Robert Boessenecker, a paleontologist at the University of Otago, has led a new study with Ehret and other authorities that pins down the disappearance of megalodon along the California coast. (The research has not yet been published, but soon will be.) The research started with a lucky find.

In late 2007, on the day before Christmas Eve, Boessenecker found a big, bluish green C. megalodon tooth in the Purisima Formation along California’s coast. “I got lucky”, Boessenecker says, “but I also wondered why we don’t find C. megalodon in younger deposits, and why it’s so damn rare in latest Miocene/earliest Pliocene deposits.” While amateurs and collectors pick up hundreds of megalodon teeth from East Coast sites every year, Boessenecker notes, only about 150 teeth have ever been found in California and the Baja Peninsula.

Comparing the occurrence of the shark along the California coast to records of teeth found elsewhere, Boessenecker and colleagues found that the Carcharocles megalodon did not survive past the end of the Pliocene, about 2.5 million years ago. “No credible records of Pleistocene (or Holocene) C. megalodon exist anywhere,” Boessenecker says, “and if we cannot even prove that a giant shark survived past 2-3 million years ago, the case for C. megalodon survival is hopelessly poor.” Much of the ocean has yet to be explored, it’s true, but it’d be really difficult to miss a 50-foot-long, nearshore shark with a taste for whales. The shark is long gone.
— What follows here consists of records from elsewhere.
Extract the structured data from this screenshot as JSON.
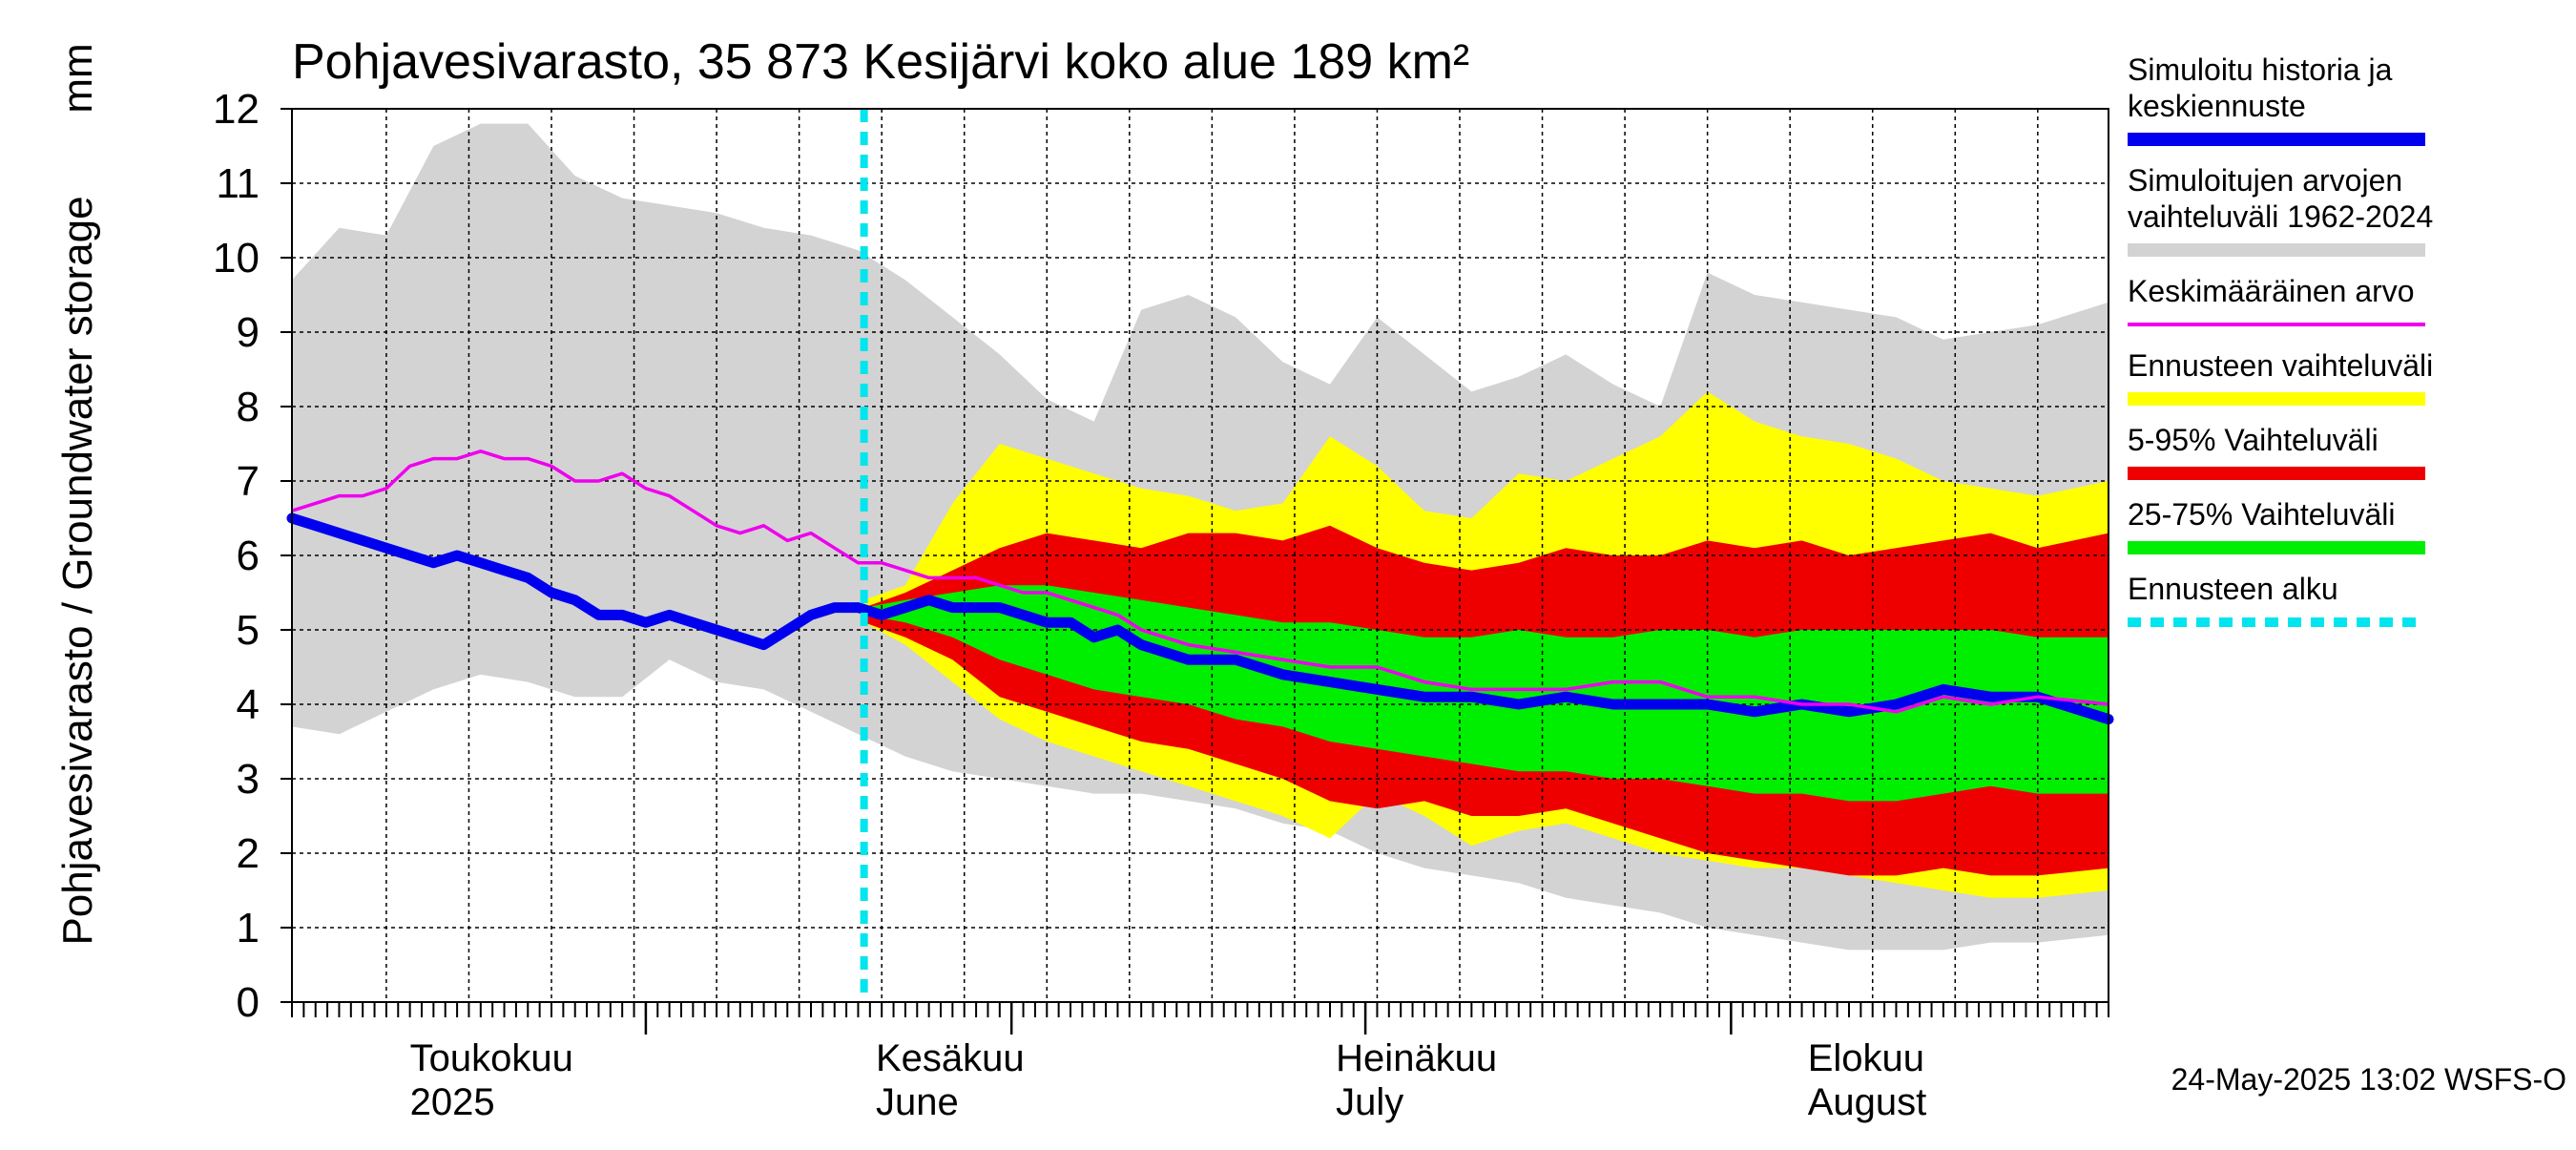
{
  "chart_data": {
    "type": "area",
    "title": "Pohjavesivarasto, 35 873 Kesijärvi koko alue 189 km²",
    "ylabel": "Pohjavesivarasto / Groundwater storage",
    "yunit": "mm",
    "ylim": [
      0,
      12
    ],
    "yticks": [
      0,
      1,
      2,
      3,
      4,
      5,
      6,
      7,
      8,
      9,
      10,
      11,
      12
    ],
    "x_start": "2025-04-01",
    "x_days": 154,
    "forecast_start_day": 48.5,
    "month_ticks_day": [
      30,
      61,
      91,
      122
    ],
    "week_grid_days": [
      0,
      8,
      15,
      22,
      29,
      36,
      43,
      50,
      57,
      64,
      71,
      78,
      85,
      92,
      99,
      106,
      113,
      120,
      127,
      134,
      141,
      148
    ],
    "month_labels": [
      {
        "fi": "Toukokuu",
        "en": "2025",
        "day": 10
      },
      {
        "fi": "Kesäkuu",
        "en": "June",
        "day": 49.5
      },
      {
        "fi": "Heinäkuu",
        "en": "July",
        "day": 88.5
      },
      {
        "fi": "Elokuu",
        "en": "August",
        "day": 128.5
      }
    ],
    "footer": "24-May-2025 13:02 WSFS-O",
    "colors": {
      "history": "#0000ee",
      "range_hist": "#d3d3d3",
      "mean": "#ee00ee",
      "forecast_range": "#ffff00",
      "p5_95": "#ee0000",
      "p25_75": "#00ee00",
      "forecast_start": "#00e5ee"
    },
    "legend": [
      {
        "label": "Simuloitu historia ja keskiennuste",
        "lines": [
          "Simuloitu historia ja",
          "keskiennuste"
        ],
        "color": "#0000ee",
        "style": "thick"
      },
      {
        "label": "Simuloitujen arvojen vaihteluväli 1962-2024",
        "lines": [
          "Simuloitujen arvojen",
          "vaihteluväli 1962-2024"
        ],
        "color": "#d3d3d3",
        "style": "thick"
      },
      {
        "label": "Keskimääräinen arvo",
        "lines": [
          "Keskimääräinen arvo"
        ],
        "color": "#ee00ee",
        "style": "thin"
      },
      {
        "label": "Ennusteen vaihteluväli",
        "lines": [
          "Ennusteen vaihteluväli"
        ],
        "color": "#ffff00",
        "style": "thick"
      },
      {
        "label": "5-95% Vaihteluväli",
        "lines": [
          "5-95% Vaihteluväli"
        ],
        "color": "#ee0000",
        "style": "thick"
      },
      {
        "label": "25-75% Vaihteluväli",
        "lines": [
          "25-75% Vaihteluväli"
        ],
        "color": "#00ee00",
        "style": "thick"
      },
      {
        "label": "Ennusteen alku",
        "lines": [
          "Ennusteen alku"
        ],
        "color": "#00e5ee",
        "style": "dashed"
      }
    ],
    "series": {
      "hist_range": {
        "x": [
          0,
          4,
          8,
          12,
          16,
          20,
          24,
          28,
          32,
          36,
          40,
          44,
          48,
          52,
          56,
          60,
          64,
          68,
          72,
          76,
          80,
          84,
          88,
          92,
          96,
          100,
          104,
          108,
          112,
          116,
          120,
          124,
          128,
          132,
          136,
          140,
          144,
          148,
          154
        ],
        "upper": [
          9.7,
          10.4,
          10.3,
          11.5,
          11.8,
          11.8,
          11.1,
          10.8,
          10.7,
          10.6,
          10.4,
          10.3,
          10.1,
          9.7,
          9.2,
          8.7,
          8.1,
          7.8,
          9.3,
          9.5,
          9.2,
          8.6,
          8.3,
          9.2,
          8.7,
          8.2,
          8.4,
          8.7,
          8.3,
          8.0,
          9.8,
          9.5,
          9.4,
          9.3,
          9.2,
          8.9,
          9.0,
          9.1,
          9.4
        ],
        "lower": [
          3.7,
          3.6,
          3.9,
          4.2,
          4.4,
          4.3,
          4.1,
          4.1,
          4.6,
          4.3,
          4.2,
          3.9,
          3.6,
          3.3,
          3.1,
          3.0,
          2.9,
          2.8,
          2.8,
          2.7,
          2.6,
          2.4,
          2.3,
          2.0,
          1.8,
          1.7,
          1.6,
          1.4,
          1.3,
          1.2,
          1.0,
          0.9,
          0.8,
          0.7,
          0.7,
          0.7,
          0.8,
          0.8,
          0.9
        ]
      },
      "forecast_range": {
        "x": [
          48.5,
          52,
          56,
          60,
          64,
          68,
          72,
          76,
          80,
          84,
          88,
          92,
          96,
          100,
          104,
          108,
          112,
          116,
          120,
          124,
          128,
          132,
          136,
          140,
          144,
          148,
          154
        ],
        "upper": [
          5.4,
          5.6,
          6.7,
          7.5,
          7.3,
          7.1,
          6.9,
          6.8,
          6.6,
          6.7,
          7.6,
          7.2,
          6.6,
          6.5,
          7.1,
          7.0,
          7.3,
          7.6,
          8.2,
          7.8,
          7.6,
          7.5,
          7.3,
          7.0,
          6.9,
          6.8,
          7.0
        ],
        "lower": [
          5.1,
          4.8,
          4.3,
          3.8,
          3.5,
          3.3,
          3.1,
          2.9,
          2.7,
          2.5,
          2.2,
          2.8,
          2.5,
          2.1,
          2.3,
          2.4,
          2.2,
          2.0,
          1.9,
          1.8,
          1.8,
          1.7,
          1.6,
          1.5,
          1.4,
          1.4,
          1.5
        ]
      },
      "p5_95": {
        "x": [
          48.5,
          52,
          56,
          60,
          64,
          68,
          72,
          76,
          80,
          84,
          88,
          92,
          96,
          100,
          104,
          108,
          112,
          116,
          120,
          124,
          128,
          132,
          136,
          140,
          144,
          148,
          154
        ],
        "upper": [
          5.3,
          5.5,
          5.8,
          6.1,
          6.3,
          6.2,
          6.1,
          6.3,
          6.3,
          6.2,
          6.4,
          6.1,
          5.9,
          5.8,
          5.9,
          6.1,
          6.0,
          6.0,
          6.2,
          6.1,
          6.2,
          6.0,
          6.1,
          6.2,
          6.3,
          6.1,
          6.3
        ],
        "lower": [
          5.1,
          4.9,
          4.6,
          4.1,
          3.9,
          3.7,
          3.5,
          3.4,
          3.2,
          3.0,
          2.7,
          2.6,
          2.7,
          2.5,
          2.5,
          2.6,
          2.4,
          2.2,
          2.0,
          1.9,
          1.8,
          1.7,
          1.7,
          1.8,
          1.7,
          1.7,
          1.8
        ]
      },
      "p25_75": {
        "x": [
          48.5,
          52,
          56,
          60,
          64,
          68,
          72,
          76,
          80,
          84,
          88,
          92,
          96,
          100,
          104,
          108,
          112,
          116,
          120,
          124,
          128,
          132,
          136,
          140,
          144,
          148,
          154
        ],
        "upper": [
          5.3,
          5.4,
          5.5,
          5.6,
          5.6,
          5.5,
          5.4,
          5.3,
          5.2,
          5.1,
          5.1,
          5.0,
          4.9,
          4.9,
          5.0,
          4.9,
          4.9,
          5.0,
          5.0,
          4.9,
          5.0,
          5.0,
          5.0,
          5.0,
          5.0,
          4.9,
          4.9
        ],
        "lower": [
          5.2,
          5.1,
          4.9,
          4.6,
          4.4,
          4.2,
          4.1,
          4.0,
          3.8,
          3.7,
          3.5,
          3.4,
          3.3,
          3.2,
          3.1,
          3.1,
          3.0,
          3.0,
          2.9,
          2.8,
          2.8,
          2.7,
          2.7,
          2.8,
          2.9,
          2.8,
          2.8
        ]
      },
      "mean": {
        "x": [
          0,
          2,
          4,
          6,
          8,
          10,
          12,
          14,
          16,
          18,
          20,
          22,
          24,
          26,
          28,
          30,
          32,
          34,
          36,
          38,
          40,
          42,
          44,
          46,
          48,
          50,
          52,
          54,
          56,
          58,
          60,
          62,
          64,
          66,
          68,
          70,
          72,
          76,
          80,
          84,
          88,
          92,
          96,
          100,
          104,
          108,
          112,
          116,
          120,
          124,
          128,
          132,
          136,
          140,
          144,
          148,
          154
        ],
        "y": [
          6.6,
          6.7,
          6.8,
          6.8,
          6.9,
          7.2,
          7.3,
          7.3,
          7.4,
          7.3,
          7.3,
          7.2,
          7.0,
          7.0,
          7.1,
          6.9,
          6.8,
          6.6,
          6.4,
          6.3,
          6.4,
          6.2,
          6.3,
          6.1,
          5.9,
          5.9,
          5.8,
          5.7,
          5.7,
          5.7,
          5.6,
          5.5,
          5.5,
          5.4,
          5.3,
          5.2,
          5.0,
          4.8,
          4.7,
          4.6,
          4.5,
          4.5,
          4.3,
          4.2,
          4.2,
          4.2,
          4.3,
          4.3,
          4.1,
          4.1,
          4.0,
          4.0,
          3.9,
          4.1,
          4.0,
          4.1,
          4.0
        ]
      },
      "history": {
        "x": [
          0,
          2,
          4,
          6,
          8,
          10,
          12,
          14,
          16,
          18,
          20,
          22,
          24,
          26,
          28,
          30,
          32,
          34,
          36,
          38,
          40,
          42,
          44,
          46,
          48,
          50,
          52,
          54,
          56,
          58,
          60,
          62,
          64,
          66,
          68,
          70,
          72,
          76,
          80,
          84,
          88,
          92,
          96,
          100,
          104,
          108,
          112,
          116,
          120,
          124,
          128,
          132,
          136,
          140,
          144,
          148,
          154
        ],
        "y": [
          6.5,
          6.4,
          6.3,
          6.2,
          6.1,
          6.0,
          5.9,
          6.0,
          5.9,
          5.8,
          5.7,
          5.5,
          5.4,
          5.2,
          5.2,
          5.1,
          5.2,
          5.1,
          5.0,
          4.9,
          4.8,
          5.0,
          5.2,
          5.3,
          5.3,
          5.2,
          5.3,
          5.4,
          5.3,
          5.3,
          5.3,
          5.2,
          5.1,
          5.1,
          4.9,
          5.0,
          4.8,
          4.6,
          4.6,
          4.4,
          4.3,
          4.2,
          4.1,
          4.1,
          4.0,
          4.1,
          4.0,
          4.0,
          4.0,
          3.9,
          4.0,
          3.9,
          4.0,
          4.2,
          4.1,
          4.1,
          3.8
        ]
      }
    }
  }
}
[This clip from Shark Attack 3 is just as educational as Discovery’s Megalodon programs.]

Yet the ghost of the shark lives on. Ehret often fields questions directly inspired by the Discovery fiction. “Not only do I see a surge in people asking about megalodon’s survival,” Ehret says, “it seems that a lot of people that ask really want it to be true.” The science Discovery claims to purvey in their fictional programs is getting totally lost. “I really think it does diminish the message [for science] they’re putting out there,” Ehret says, adding “I think it’s all about audience, and it’s a little bit like selling out.”
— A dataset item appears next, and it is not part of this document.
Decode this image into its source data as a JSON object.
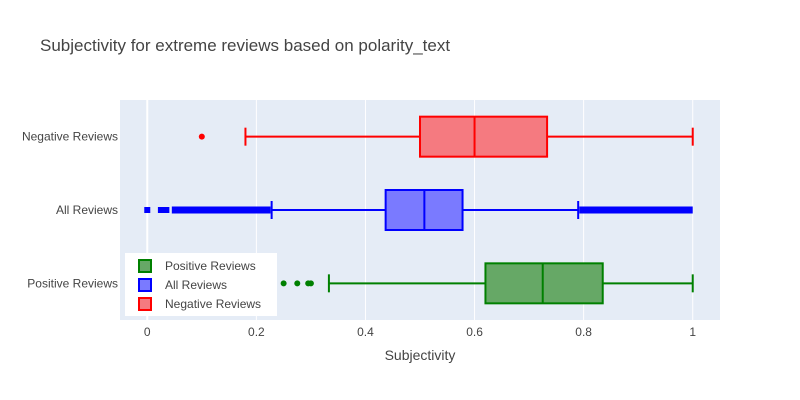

Boessenecker has even harsher words for Discovery. The channel still holds a high reputation for factual programming amongst the public, Boessenecker says, which makes “docufiction” like Mermaids and Megalodon especially loathsome. Says Boessenecker:

I find the willful distortion of science by Discovery in favor of entertainment and ratings reprehensible. Discovery may have a short disclaimer in front of the documentary, but it’s just lip service; they either know full well that they’re being intentionally misleading, or being hopelessly naive in thinking that the public will be able to separate fact from fiction while watching a show advertised as a documentary on a network with a reputation for putting out informative nature documentaries.
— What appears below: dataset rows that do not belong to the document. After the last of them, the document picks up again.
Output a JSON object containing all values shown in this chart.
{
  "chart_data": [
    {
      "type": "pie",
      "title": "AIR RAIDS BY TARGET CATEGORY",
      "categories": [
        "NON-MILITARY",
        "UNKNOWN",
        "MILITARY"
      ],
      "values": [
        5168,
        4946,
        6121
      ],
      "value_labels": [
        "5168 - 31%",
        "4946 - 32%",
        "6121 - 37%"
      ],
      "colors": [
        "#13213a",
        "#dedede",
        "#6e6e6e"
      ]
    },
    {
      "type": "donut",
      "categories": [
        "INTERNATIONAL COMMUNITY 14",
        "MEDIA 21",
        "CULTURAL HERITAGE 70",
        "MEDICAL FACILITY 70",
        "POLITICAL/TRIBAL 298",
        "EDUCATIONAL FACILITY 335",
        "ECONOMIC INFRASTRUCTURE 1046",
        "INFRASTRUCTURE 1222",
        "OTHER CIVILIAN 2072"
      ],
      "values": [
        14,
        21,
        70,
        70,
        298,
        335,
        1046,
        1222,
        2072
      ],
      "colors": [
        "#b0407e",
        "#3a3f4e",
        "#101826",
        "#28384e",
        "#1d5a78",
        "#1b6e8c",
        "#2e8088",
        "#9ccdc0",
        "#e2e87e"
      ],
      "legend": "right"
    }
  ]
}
For Boessenecker, Discovery’s chicanery cuts even deeper because he grew up watching the channel’s nature programs and was partly inspired to become a scientist because of them. “And now,” Boessenecker says, “that same channel which was so great and educational only two decades ago has dismissed over a century of research in my field with the casual wave of an arm, and for nothing more than ratings.”